Monday, February 13, 2006

And in the end, what do I think of Griffith's Battle Tactics? He's clearly an infantry specialist - the vast majority of the book is on infantry tactics, infantry battle, and how the other services or branches affect the infantry. He doesn't even so much as quote a contemporary tactics manual for either the cavalry or the artillery. So, I suppose it's almost predictable that his natural inclination is to blame a third supporting branch for what went wrong with the infantry in the Civil War - the engineers.

And I guess I'm somewhat sympathetic to this inclination - I want to indulge in contempt for the engineers - the Popes and McClellans and Rosecranses and Lees and Hallecks whose elitist misfires ought to be to blame for the slaughter and the stalemates. But the time-lines don't favor his arguments about the usage of entrenchment as much as Griffith'd like you to think - and his rather slap-dash binary division of early-war and late-war only partially hides the basic problem with the analysis which blames the Mahanists for the failure of the offensive in the war.

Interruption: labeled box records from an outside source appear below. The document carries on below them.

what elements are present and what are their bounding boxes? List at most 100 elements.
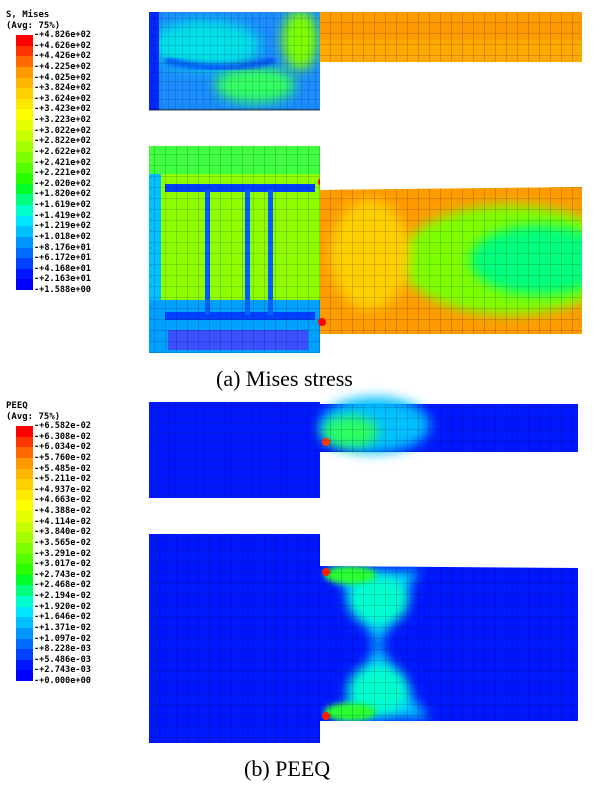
peeq-swatch	[16, 553, 33, 565]
peeq-swatch	[16, 627, 33, 639]
mises-swatch	[16, 205, 33, 216]
mises-swatch	[16, 141, 33, 152]
peeq-swatch	[16, 596, 33, 607]
peeq-caption: (b) PEEQ	[244, 756, 331, 781]
mises-legend-subtitle: (Avg: 75%)	[6, 21, 61, 31]
peeq-swatch	[16, 659, 33, 671]
peeq-swatch	[16, 521, 33, 533]
mises-legend-label: -+1.219e+02	[34, 221, 91, 232]
mises-legend-label: -+2.020e+02	[34, 178, 91, 189]
peeq-legend-label: -+1.097e-02	[34, 633, 91, 644]
peeq-swatch	[16, 542, 33, 554]
mises-legend-label: -+3.223e+02	[34, 115, 91, 125]
peeq-legend-label: -+5.485e-02	[34, 463, 91, 474]
peeq-legend-label: -+1.920e-02	[34, 601, 91, 612]
mises-legend-label: -+4.168e+01	[34, 263, 91, 274]
peeq-swatch	[16, 426, 33, 437]
mises-legend-label: -+2.421e+02	[34, 157, 91, 168]
mises-swatch	[16, 45, 33, 57]
mises-legend-label: -+6.172e+01	[34, 253, 91, 264]
mises-legend-label: -+8.176e+01	[34, 242, 91, 253]
peeq-swatch	[16, 606, 33, 618]
peeq-swatch	[16, 468, 33, 480]
peeq-legend-label: -+5.760e-02	[34, 452, 91, 463]
mises-legend-label: -+4.025e+02	[34, 72, 91, 83]
mises-legend-label: -+1.419e+02	[34, 210, 91, 221]
mises-upper-model	[149, 12, 582, 111]
peeq-legend-label: -+0.000e+00	[34, 676, 91, 686]
mises-swatch	[16, 56, 33, 67]
peeq-legend-label: -+1.646e-02	[34, 612, 91, 623]
peeq-legend-label: -+2.194e-02	[34, 591, 91, 601]
peeq-legend: PEEQ (Avg: 75%) -+6.582e-02 -+6.308e-02 -+…	[6, 401, 91, 686]
mises-legend-label: -+3.022e+02	[34, 125, 91, 136]
mises-legend-title: S, Mises	[6, 10, 50, 20]
peeq-legend-label: -+6.034e-02	[34, 442, 91, 453]
peeq-swatch	[16, 511, 33, 522]
mises-legend: S, Mises (Avg: 75%) -+4.826e+02 -+4.626e+…	[6, 10, 91, 295]
mises-swatch	[16, 109, 33, 120]
mises-legend-label: -+4.826e+02	[34, 30, 91, 40]
peeq-legend-title: PEEQ	[6, 401, 28, 411]
mises-swatch	[16, 226, 33, 237]
peeq-swatch	[16, 500, 33, 511]
mises-swatch	[16, 279, 33, 290]
peeq-swatch	[16, 649, 33, 660]
mises-legend-label: -+3.624e+02	[34, 93, 91, 104]
mises-legend-label: -+4.626e+02	[34, 40, 91, 51]
peeq-swatch	[16, 489, 33, 501]
peeq-swatch	[16, 574, 33, 586]
mises-legend-label: -+1.018e+02	[34, 231, 91, 242]
mises-legend-label: -+2.622e+02	[34, 146, 91, 157]
peeq-legend-scale: -+6.582e-02 -+6.308e-02 -+6.034e-02 -+5.760…	[6, 422, 91, 686]
mises-color-bar	[16, 35, 33, 290]
mises-swatch	[16, 130, 33, 142]
mises-swatch	[16, 268, 33, 280]
mises-swatch	[16, 162, 33, 174]
mises-legend-label: -+2.221e+02	[34, 168, 91, 179]
mises-caption: (a) Mises stress	[216, 366, 353, 391]
mises-legend-label: -+1.820e+02	[34, 189, 91, 200]
peeq-legend-label: -+2.743e-02	[34, 569, 91, 580]
mises-swatch	[16, 258, 33, 269]
peeq-legend-label: -+4.663e-02	[34, 495, 91, 506]
mises-legend-label: -+4.225e+02	[34, 61, 91, 72]
mises-legend-label: -+2.163e+01	[34, 274, 91, 285]
mises-swatch	[16, 215, 33, 227]
peeq-swatch	[16, 670, 33, 681]
peeq-swatch	[16, 638, 33, 650]
peeq-legend-label: -+3.017e-02	[34, 559, 91, 570]
peeq-swatch	[16, 479, 33, 490]
mises-legend-label: -+2.822e+02	[34, 136, 91, 147]
mises-swatch	[16, 77, 33, 89]
peeq-legend-label: -+4.937e-02	[34, 484, 91, 495]
peeq-legend-label: -+2.468e-02	[34, 580, 91, 591]
mises-swatch	[16, 247, 33, 259]
mises-swatch	[16, 98, 33, 110]
mises-legend-label: -+3.824e+02	[34, 83, 91, 94]
peeq-lower-model	[149, 534, 578, 743]
peeq-swatch	[16, 532, 33, 543]
peeq-swatch	[16, 447, 33, 458]
peeq-legend-label: -+5.211e-02	[34, 474, 91, 485]
peeq-legend-label: -+3.840e-02	[34, 527, 91, 538]
mises-swatch	[16, 120, 33, 131]
mises-legend-label: -+4.426e+02	[34, 51, 91, 62]
mises-swatch	[16, 88, 33, 99]
peeq-swatch	[16, 617, 33, 628]
mises-swatch	[16, 66, 33, 78]
peeq-legend-label: -+5.486e-03	[34, 654, 91, 665]
peeq-legend-label: -+4.114e-02	[34, 516, 91, 527]
mises-swatch	[16, 194, 33, 205]
peeq-swatch	[16, 457, 33, 469]
peeq-color-bar	[16, 426, 33, 681]
peeq-swatch	[16, 585, 33, 596]
peeq-legend-label: -+1.371e-02	[34, 622, 91, 633]
peeq-legend-label: -+4.388e-02	[34, 506, 91, 516]
mises-swatch	[16, 236, 33, 248]
peeq-legend-label: -+6.308e-02	[34, 431, 91, 442]
peeq-legend-subtitle: (Avg: 75%)	[6, 412, 61, 422]
mises-legend-label: -+1.588e+00	[34, 285, 91, 295]
mises-legend-label: -+3.423e+02	[34, 104, 91, 115]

That problem is that the war isn't properly dividable in a binary fashion between the early war of fluid straight-up battle and the later war of positions and sidle-by-the-flanks. Rather, the timeline lends itself more clearly to a trinary division - an early-war reliance on Mahanist prepatory entrenchment on the Lee and McClellan and Halleck model, followed by a post-Seven-Days devolution into open-field butchery, then a bottom-up reversion to form & the introduction of a mature, integral, truly tactical system of entrenchment, starting in fits and starts among the troops during the Chancellorsville and Tullahoma campaigns, through Culp's Hill and Chickamauga and Mine's Run, and adopted near-universally in the parallel 1864 overland campaigns.

Thus, this new introduction of entrenchment was not a theoretical child of the Mahanist school, but rather an echo of the discredited corpse of Mahanist theory, cobbled together as a battlefield invention of desperation & the survival instinct. Obviously, I'm getting a lot of this from Hess's first volume on field fortifications, and I'm now greatly looking forward to the other two projected volumes, regardless of Hess's over-reliance on extraneous narrative.

Most of my other responses to Griffith are mere echoes of what I thought when I first encountered Nosworthy's re-formulation of Griffith's ideas - that the psychological quality of the bayonet as a shock weapon is a valid and interesting idea, but that to also denigrate the psychological value of entrenchment as a counter-tactic to the weapons of shock is a damned double standard; that an increase in range of half again or even double, is no improvement to be spat upon, and that Griffith's own figures take a great deal away from his would-be anti-rifle-musket revisionism; and that almost nobody is giving as much attention to the Petersburg siege battles as I suspect is necessary to properly develop the role of entrenchment and riflery in tactics.

If anyone has any suggestions for books on the Petersburg siege & the tactics thereof, I would be greatly appreciative. I know that there's that book on the ANV sharpshooters corps, and I'll probably have to read it, even though it seems to give off that "Victorious [Confederate] Arms" odor which is so familiar from WWII petty historiography. I have hopes for the second volume of Hess's work on field fortification, too.